When we finally realize that forgiving them gives us the upper hand, the power and the freedom from being held down by them, that’s when we start living. We let go of bitterness. Anyone who is holding onto the trauma is bitter. They do not even realize they are bitter or that they are being hurtful to those that love them. All they see is the blind belief that they are holding some power over their "attacker". This is a false sense of being in control. You are still allowing that person to rule your happiness ultimately letting them win. What sense does that make?

Forgive them! No matter what they have done, forgive. It's the only way to move on. It's the only way to be the badass warrior you were meant to be. Do not let them take up residence in your mind and happiness. They should not get to have that power. So, stop giving it to them. This isn't going to happen immediately either. It's not like you are going to read this post and think "Awe, Jess, thanks dude. I can forgive completely." Y'all, I'm not that naive and neither should you be. It will take practice. It may take therapy. This is normal and most definitely acceptable.
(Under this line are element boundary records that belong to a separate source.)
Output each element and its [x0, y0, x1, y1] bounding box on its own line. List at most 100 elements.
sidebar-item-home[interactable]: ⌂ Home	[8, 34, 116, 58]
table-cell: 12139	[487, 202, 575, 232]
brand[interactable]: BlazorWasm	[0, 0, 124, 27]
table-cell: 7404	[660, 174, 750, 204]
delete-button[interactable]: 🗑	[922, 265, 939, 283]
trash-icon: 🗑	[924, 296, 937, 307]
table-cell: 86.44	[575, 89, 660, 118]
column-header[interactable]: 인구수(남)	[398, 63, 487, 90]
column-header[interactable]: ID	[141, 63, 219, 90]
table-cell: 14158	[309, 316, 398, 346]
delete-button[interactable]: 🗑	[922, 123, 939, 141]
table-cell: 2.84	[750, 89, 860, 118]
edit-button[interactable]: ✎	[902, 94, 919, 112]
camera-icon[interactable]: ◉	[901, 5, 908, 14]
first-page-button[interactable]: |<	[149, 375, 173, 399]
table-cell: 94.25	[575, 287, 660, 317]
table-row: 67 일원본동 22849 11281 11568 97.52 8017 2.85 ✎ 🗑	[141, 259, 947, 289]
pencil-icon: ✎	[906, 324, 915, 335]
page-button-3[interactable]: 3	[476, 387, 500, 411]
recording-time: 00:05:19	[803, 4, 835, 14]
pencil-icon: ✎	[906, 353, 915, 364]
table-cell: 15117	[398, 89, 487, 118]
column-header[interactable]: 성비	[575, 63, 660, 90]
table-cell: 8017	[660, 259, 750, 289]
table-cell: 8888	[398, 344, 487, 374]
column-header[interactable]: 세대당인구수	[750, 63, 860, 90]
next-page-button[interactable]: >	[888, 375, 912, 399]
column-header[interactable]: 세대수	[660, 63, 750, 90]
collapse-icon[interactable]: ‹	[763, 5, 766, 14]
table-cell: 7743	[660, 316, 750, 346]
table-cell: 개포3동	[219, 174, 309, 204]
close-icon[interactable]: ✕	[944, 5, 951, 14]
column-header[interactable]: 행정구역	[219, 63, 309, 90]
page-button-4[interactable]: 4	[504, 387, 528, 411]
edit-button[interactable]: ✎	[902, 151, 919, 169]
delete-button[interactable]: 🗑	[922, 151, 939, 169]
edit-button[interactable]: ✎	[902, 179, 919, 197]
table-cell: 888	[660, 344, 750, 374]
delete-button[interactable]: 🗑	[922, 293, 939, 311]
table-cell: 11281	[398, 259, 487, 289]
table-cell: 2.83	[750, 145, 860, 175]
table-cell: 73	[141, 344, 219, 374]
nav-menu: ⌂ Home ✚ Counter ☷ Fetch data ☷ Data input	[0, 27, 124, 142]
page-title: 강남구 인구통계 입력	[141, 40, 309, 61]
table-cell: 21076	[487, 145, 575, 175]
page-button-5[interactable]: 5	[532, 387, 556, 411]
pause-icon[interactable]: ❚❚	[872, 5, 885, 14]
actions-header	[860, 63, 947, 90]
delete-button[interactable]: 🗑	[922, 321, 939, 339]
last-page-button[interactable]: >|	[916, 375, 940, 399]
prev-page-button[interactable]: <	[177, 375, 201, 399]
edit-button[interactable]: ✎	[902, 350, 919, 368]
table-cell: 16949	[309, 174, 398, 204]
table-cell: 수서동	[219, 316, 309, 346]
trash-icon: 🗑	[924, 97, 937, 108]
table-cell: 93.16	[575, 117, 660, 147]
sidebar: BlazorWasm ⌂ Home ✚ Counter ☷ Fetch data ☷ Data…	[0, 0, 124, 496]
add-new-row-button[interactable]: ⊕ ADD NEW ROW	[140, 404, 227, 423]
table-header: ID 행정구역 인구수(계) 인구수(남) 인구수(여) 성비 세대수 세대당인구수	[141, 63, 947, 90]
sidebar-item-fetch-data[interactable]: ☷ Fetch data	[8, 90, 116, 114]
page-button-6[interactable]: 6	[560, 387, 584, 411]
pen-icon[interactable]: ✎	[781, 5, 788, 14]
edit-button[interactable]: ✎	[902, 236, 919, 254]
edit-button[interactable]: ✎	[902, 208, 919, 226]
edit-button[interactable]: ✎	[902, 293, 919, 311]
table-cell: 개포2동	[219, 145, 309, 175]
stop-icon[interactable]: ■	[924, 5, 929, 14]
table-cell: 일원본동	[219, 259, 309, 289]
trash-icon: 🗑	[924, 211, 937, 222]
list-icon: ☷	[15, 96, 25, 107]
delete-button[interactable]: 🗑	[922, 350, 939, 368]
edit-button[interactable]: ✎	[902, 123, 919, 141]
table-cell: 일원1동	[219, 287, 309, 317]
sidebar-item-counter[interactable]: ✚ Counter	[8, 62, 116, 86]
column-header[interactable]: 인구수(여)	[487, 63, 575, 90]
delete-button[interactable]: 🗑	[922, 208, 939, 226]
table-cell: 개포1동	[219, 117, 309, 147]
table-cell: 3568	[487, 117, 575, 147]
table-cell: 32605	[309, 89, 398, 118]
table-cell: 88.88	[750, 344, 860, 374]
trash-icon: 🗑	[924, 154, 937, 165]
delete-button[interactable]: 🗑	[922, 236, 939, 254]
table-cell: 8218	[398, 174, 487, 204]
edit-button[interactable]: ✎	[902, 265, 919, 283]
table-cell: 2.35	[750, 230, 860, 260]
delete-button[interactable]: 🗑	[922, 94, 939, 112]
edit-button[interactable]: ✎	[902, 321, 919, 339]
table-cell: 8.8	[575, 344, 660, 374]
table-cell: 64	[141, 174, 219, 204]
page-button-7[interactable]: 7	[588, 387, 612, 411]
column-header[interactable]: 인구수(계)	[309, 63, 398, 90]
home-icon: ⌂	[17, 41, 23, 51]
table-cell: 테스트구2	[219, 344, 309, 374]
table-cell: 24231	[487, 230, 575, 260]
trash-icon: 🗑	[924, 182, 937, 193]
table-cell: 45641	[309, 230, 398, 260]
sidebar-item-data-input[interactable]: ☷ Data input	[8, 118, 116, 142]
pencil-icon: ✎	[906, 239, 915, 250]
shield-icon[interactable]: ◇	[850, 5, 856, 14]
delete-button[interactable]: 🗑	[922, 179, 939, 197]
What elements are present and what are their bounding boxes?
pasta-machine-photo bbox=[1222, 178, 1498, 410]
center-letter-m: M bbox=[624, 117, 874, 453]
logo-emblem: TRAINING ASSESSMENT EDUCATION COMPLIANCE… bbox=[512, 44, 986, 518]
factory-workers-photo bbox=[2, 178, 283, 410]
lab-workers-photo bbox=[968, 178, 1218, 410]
I went through therapy and received the tools to help me. I also meditate, exercise, manifest and affirm and reach out to other survivors to help them. When there is a team of you that can band together it makes things so much easier. If you are sexual assault survivor like myself, it helps knowing you are not alone. There are far too many sexual assault survivors who think they are alone when the truth is, there are so many of us. We are actually not the minority.

I can't give you a time line of how soon you'll forgive. What I can do is tell you that when you do, it's the most liberating thing you will ever experience. It's pulling the tape off your mouth and placing it on your attackers. It's getting justice when the justice system failed. You can do this. You should do this and I hope you will do this. It doesn't matter what traumatic thing you experienced was, forgive them. Not because they deserve it but because you do. Every single time it comes up, forgive them. Every time you speak of it or think about it, forgive them. It will make you happier, higher vibing and more blessed than you could ever imagine.